Immer schlechter Rückblick und Ausblick aus Sicht der Fahrgäste

Jahrespressekonferenz des Berliner Fahrgastverbandes IGEB mit acht wichtigen Forderungen zur Änderung der Verkehrspolitik

11. Februar 1998

Gerhard J. Curth, Vorsitzender Matthias Horth, Stellv. Vorsitzender Christfried Tschepe, Stellv. Vorsitzender


1. ÖPNV-Bedarfsplan und Nahverkehrsplan

Der Verkehrssenator wird mit seinen Hausaufgaben nicht fertig.

Das 1995 verabschiedete Berliner ÖPNV-Gesetz verpflichtet den Senat zur Erarbeitung eines "Bedarfsplanes" für den ÖPNV und eines "Nahverkehrsplanes".

Noch immer streitet sich der Senat über den seit Monaten nur als Entwurf vorliegenden Bedarfsplan, durch den die langfristigen Investitionsmaßnahmen des ÖPNV festgelegt werden sollen und der eigentlich Voraussetzung für den darauf basierenden Nahverkehrsplan ist.

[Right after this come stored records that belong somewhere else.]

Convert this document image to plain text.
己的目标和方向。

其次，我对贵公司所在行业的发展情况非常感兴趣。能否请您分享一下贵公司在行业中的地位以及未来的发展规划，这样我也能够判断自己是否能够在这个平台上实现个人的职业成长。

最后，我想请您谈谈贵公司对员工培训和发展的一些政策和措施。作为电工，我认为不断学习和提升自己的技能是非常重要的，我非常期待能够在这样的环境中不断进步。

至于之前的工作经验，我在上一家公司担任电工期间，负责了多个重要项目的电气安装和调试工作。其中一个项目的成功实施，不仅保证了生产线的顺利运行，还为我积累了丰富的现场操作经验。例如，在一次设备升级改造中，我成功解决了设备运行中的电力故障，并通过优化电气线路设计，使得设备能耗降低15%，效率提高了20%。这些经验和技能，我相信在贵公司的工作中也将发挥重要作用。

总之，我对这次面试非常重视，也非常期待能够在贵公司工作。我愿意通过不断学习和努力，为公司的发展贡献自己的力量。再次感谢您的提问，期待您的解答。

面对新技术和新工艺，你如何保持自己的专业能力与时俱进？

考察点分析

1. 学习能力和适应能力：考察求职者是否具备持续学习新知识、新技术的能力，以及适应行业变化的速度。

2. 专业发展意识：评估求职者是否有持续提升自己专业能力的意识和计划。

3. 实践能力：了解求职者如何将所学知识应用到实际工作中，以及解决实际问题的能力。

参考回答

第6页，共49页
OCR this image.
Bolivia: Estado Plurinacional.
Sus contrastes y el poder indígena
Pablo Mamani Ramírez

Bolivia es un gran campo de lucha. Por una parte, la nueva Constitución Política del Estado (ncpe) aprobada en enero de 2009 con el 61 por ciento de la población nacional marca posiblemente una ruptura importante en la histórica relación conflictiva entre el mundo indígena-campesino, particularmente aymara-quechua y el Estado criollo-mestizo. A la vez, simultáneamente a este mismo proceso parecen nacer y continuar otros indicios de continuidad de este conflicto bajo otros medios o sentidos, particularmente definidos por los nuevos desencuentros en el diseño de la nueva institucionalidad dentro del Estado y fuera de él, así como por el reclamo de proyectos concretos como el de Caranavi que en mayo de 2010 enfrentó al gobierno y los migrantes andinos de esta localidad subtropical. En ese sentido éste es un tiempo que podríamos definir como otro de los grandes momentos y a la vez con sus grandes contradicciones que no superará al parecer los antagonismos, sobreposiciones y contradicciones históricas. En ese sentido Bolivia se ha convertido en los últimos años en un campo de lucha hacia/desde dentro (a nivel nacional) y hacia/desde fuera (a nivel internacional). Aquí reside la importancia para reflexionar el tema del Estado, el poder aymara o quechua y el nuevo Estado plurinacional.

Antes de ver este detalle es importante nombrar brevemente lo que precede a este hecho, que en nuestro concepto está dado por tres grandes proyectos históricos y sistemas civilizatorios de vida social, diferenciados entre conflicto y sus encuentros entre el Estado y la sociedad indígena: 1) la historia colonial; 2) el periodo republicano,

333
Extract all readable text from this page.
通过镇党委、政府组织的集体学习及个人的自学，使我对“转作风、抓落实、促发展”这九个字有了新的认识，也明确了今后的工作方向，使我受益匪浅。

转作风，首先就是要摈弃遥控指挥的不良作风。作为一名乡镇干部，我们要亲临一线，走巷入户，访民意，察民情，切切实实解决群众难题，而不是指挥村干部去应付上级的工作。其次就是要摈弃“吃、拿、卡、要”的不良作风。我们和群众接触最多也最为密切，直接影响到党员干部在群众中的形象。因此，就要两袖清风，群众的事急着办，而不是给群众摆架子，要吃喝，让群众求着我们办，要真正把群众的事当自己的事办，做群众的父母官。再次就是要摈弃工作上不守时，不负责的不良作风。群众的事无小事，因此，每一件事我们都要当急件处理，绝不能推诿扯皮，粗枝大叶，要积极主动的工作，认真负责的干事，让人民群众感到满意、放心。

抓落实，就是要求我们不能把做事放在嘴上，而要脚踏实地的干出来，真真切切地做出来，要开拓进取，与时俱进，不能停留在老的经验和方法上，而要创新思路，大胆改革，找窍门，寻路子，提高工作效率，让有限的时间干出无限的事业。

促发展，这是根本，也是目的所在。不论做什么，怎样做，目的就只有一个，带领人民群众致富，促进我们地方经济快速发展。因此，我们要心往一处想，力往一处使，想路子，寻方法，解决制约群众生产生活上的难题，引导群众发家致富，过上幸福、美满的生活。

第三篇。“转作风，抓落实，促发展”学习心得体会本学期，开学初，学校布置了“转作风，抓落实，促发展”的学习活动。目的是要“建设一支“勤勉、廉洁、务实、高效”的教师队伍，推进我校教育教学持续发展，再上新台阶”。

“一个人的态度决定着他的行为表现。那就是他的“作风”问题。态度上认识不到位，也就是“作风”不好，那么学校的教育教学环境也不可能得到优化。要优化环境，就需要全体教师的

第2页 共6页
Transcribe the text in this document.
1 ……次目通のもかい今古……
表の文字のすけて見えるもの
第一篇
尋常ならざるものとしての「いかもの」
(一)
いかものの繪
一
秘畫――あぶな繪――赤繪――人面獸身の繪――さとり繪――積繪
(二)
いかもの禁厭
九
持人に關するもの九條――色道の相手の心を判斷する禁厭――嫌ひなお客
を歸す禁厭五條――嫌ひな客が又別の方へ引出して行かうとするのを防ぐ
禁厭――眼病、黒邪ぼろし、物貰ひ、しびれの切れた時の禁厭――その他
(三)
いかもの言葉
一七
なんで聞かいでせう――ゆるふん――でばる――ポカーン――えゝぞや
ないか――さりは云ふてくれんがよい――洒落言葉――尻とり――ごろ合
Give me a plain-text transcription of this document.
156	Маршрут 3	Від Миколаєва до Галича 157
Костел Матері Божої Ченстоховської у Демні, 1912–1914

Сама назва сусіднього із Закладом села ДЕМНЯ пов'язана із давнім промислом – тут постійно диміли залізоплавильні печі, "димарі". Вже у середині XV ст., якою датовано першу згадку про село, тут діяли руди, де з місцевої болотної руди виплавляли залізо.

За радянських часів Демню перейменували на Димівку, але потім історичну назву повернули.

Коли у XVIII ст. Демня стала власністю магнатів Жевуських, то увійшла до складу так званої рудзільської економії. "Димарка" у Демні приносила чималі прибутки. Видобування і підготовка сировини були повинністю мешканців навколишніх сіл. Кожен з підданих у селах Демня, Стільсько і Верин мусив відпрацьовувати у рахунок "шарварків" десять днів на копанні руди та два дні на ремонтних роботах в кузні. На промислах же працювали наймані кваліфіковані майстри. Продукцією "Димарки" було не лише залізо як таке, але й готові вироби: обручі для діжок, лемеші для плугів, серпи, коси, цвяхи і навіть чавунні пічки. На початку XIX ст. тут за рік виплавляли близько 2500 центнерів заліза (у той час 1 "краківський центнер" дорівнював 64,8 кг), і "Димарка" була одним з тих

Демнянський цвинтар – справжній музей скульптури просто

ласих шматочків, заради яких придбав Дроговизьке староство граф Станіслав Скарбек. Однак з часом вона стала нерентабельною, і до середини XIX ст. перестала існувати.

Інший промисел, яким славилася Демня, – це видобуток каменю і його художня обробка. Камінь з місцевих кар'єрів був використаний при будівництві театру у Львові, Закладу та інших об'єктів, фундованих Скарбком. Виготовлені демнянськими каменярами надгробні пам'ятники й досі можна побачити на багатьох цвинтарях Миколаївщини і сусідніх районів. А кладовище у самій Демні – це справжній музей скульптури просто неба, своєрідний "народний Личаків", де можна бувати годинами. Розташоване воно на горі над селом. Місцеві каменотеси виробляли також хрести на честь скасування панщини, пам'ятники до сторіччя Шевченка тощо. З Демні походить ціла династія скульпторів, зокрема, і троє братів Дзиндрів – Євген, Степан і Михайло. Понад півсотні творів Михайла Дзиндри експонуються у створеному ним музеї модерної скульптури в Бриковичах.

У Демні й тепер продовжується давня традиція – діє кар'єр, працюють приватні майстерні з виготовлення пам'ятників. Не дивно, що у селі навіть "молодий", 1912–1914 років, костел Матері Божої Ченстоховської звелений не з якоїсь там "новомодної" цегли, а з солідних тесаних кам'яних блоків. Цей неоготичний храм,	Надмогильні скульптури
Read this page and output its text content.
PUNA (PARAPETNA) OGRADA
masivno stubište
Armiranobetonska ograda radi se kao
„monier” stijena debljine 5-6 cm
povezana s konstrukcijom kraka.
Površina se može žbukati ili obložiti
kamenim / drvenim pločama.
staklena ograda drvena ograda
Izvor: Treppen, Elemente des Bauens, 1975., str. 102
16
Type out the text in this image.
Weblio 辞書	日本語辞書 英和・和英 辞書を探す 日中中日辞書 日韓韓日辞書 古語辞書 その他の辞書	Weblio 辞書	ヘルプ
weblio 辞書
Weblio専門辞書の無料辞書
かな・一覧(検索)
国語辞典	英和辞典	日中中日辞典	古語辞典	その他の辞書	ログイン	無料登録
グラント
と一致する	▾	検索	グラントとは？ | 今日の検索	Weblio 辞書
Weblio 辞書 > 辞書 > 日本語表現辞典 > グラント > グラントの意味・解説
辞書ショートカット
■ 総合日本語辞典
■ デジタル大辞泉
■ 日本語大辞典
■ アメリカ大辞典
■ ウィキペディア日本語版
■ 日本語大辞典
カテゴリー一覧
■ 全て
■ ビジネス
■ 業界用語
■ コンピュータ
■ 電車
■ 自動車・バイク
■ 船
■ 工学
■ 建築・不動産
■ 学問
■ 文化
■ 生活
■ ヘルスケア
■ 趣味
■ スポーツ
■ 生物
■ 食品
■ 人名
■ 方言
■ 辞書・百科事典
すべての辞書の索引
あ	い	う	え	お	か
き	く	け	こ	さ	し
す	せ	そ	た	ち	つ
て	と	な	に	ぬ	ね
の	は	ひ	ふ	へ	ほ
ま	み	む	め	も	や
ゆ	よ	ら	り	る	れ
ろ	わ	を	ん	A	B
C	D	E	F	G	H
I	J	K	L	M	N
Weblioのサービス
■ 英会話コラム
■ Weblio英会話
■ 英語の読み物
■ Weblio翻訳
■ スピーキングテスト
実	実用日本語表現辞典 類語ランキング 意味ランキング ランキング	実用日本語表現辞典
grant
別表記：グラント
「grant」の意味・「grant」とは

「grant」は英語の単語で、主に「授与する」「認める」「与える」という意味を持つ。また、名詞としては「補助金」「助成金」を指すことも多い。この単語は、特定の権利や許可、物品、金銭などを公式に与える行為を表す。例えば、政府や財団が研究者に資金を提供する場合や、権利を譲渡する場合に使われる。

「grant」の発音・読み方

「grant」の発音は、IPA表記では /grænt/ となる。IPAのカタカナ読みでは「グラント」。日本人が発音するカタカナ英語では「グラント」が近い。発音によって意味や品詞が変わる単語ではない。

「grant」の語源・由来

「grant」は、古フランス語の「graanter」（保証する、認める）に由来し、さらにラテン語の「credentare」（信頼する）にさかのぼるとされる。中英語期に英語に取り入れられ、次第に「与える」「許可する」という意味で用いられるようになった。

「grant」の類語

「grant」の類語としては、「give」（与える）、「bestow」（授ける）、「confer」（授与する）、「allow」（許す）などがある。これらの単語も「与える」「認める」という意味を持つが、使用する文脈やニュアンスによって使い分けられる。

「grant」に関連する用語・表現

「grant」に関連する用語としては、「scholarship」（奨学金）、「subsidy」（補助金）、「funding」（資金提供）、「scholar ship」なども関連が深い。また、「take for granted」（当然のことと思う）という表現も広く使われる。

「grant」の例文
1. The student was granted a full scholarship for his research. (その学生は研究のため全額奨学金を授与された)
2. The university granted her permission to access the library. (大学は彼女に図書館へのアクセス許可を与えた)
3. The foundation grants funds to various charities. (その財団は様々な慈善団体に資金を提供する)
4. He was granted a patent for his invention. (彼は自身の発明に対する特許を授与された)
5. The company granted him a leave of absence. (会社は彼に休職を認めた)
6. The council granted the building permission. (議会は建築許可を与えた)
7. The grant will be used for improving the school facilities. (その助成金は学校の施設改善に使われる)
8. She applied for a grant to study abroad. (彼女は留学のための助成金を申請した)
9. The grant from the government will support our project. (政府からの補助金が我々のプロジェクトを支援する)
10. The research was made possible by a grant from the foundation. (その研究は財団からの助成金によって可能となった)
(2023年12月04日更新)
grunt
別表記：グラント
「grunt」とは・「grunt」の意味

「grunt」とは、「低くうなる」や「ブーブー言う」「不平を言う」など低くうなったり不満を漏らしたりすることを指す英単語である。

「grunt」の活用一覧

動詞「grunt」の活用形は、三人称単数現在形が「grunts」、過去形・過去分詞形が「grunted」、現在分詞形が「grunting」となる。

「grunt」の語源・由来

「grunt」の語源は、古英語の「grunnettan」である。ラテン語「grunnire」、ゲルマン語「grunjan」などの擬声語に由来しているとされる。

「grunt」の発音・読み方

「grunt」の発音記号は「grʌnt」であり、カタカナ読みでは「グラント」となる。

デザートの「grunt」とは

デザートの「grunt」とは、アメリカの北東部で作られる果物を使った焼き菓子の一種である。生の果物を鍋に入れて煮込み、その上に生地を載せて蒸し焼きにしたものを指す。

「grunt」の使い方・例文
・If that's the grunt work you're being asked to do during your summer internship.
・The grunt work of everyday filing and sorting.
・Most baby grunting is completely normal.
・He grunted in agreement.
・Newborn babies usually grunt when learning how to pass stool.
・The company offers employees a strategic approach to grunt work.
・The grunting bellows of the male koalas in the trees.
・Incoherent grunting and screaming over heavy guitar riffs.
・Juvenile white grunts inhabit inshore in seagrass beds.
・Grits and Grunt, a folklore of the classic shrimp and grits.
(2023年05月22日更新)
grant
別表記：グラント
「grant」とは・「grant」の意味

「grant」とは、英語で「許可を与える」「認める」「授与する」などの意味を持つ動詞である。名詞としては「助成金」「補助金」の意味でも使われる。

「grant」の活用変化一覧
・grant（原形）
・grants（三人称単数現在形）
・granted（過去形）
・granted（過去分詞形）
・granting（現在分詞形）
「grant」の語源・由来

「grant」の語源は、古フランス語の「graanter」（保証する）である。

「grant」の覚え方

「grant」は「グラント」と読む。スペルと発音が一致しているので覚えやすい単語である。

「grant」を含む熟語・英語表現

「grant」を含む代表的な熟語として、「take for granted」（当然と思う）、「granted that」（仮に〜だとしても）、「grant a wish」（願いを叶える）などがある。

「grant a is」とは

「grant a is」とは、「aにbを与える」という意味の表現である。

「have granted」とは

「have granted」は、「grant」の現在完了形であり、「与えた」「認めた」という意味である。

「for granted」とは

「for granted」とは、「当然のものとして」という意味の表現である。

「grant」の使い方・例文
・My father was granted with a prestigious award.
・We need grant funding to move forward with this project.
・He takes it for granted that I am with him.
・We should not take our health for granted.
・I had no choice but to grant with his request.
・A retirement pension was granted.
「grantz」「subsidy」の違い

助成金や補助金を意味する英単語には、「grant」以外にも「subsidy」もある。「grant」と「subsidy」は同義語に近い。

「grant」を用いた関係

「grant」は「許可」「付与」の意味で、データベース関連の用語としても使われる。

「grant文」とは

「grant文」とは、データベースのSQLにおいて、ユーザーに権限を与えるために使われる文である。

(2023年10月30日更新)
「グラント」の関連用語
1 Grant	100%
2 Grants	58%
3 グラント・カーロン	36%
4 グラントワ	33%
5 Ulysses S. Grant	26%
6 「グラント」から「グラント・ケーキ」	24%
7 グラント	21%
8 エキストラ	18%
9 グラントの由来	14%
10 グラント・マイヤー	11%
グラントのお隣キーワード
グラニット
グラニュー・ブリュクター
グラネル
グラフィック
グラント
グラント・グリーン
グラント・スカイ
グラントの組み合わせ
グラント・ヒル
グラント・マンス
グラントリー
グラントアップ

Nach den Darstellungen des Entwurfspapiers zum Bedarfsplan soll die bisherige Schwerpunktsetzung des Senates zugunsten des kosten- und prestigeträchtigen U-Bahn-Baues beibehalten werden: So soll mit dem Bau der umstrittenen U5-Verlängerung vom Alexanderplatz zum Lehrter Bahnhof ab 1999 begonnen werden, die weitere U5-Verlängerung bis zur Turmstraße und die U7-Verlängerung zum Flughafen Schönefeld werden als "prioritäre Maßnahmen" eingestuft - genauso wie die Pré-Metro unter der Leipziger Straße, für die vorsichtshalber erst gar keine Baukosten benannt werden.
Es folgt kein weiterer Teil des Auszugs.